WASHINGTON (Reuters) - Wells Fargo & Co (WFC.N) Chief Executive Officer Tim Sloan apologised for a phoney accounts scandal and said the U.S. bank had hired back nearly 2,000 workers who had quit or were fired, according to prepared congressional testimony.
Wells Fargo employees created as many as 3.5 million checking, savings and other bank accounts without customers’ authorization for more than a decade before settling with regulators in September 2016. About 190,000 of the accounts incurred fees and charges, Sloan said.
About 5,300 employees were fired for taking part in the misconduct, the bank has said, but many more employees left or were pushed aside because they could not abide the culture.
Some employees were victims of the scandal, and they are welcome to return, Sloan said in remarks he planned to present to the Senate Banking Committee on Tuesday.
“The old sales goals and pressure failed our team members,” Sloan said. “I apologise for the damage done.”
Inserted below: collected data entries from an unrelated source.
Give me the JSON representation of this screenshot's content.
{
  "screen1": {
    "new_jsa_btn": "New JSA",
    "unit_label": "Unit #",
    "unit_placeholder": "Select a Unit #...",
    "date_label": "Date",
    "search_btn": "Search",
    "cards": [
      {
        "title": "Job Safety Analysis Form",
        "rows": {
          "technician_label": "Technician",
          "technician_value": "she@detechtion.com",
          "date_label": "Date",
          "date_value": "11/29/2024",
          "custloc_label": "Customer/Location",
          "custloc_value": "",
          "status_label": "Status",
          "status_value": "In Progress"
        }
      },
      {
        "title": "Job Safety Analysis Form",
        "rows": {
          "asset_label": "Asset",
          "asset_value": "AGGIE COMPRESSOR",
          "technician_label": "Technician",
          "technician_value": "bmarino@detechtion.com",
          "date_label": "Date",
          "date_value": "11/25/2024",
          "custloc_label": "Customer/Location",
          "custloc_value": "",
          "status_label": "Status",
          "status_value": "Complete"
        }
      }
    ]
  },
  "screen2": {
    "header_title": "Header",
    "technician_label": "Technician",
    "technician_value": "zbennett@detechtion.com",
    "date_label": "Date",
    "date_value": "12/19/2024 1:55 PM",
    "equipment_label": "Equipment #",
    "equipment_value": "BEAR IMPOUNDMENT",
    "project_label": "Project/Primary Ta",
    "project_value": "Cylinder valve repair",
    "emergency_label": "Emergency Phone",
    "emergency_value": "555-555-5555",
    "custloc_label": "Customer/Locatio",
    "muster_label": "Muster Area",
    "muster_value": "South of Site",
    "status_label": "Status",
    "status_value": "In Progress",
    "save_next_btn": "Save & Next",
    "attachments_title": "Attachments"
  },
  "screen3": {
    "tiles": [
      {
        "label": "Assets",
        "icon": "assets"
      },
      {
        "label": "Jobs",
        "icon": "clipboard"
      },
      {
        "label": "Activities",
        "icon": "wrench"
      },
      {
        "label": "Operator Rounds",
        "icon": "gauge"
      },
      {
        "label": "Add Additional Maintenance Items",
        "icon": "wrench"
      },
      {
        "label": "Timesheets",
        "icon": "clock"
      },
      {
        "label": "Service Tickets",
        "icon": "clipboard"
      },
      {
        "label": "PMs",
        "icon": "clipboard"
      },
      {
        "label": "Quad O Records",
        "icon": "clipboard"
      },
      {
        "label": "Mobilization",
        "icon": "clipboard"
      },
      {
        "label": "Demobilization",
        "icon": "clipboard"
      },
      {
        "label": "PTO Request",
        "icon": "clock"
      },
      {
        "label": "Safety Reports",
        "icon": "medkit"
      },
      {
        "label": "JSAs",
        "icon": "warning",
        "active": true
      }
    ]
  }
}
Sloan said more customer abuses have been found.
“We expected to find more shortcomings through this effort, and we did,” he said in the remarks.
Car buyers may have been wrongly double-charged for insurance, while the phoney accounts scandal involved more customers than first thought.
Sloan said more than 1,780 employees have been rehired since the $190 million settlement with regulators last year.
A follow-up investigation overseen by a Wells Fargo board committee said the company’s performance system was broken and “created pressure on employees to sell unwanted or unneeded products to customers and, in some cases, to open unauthorised accounts.”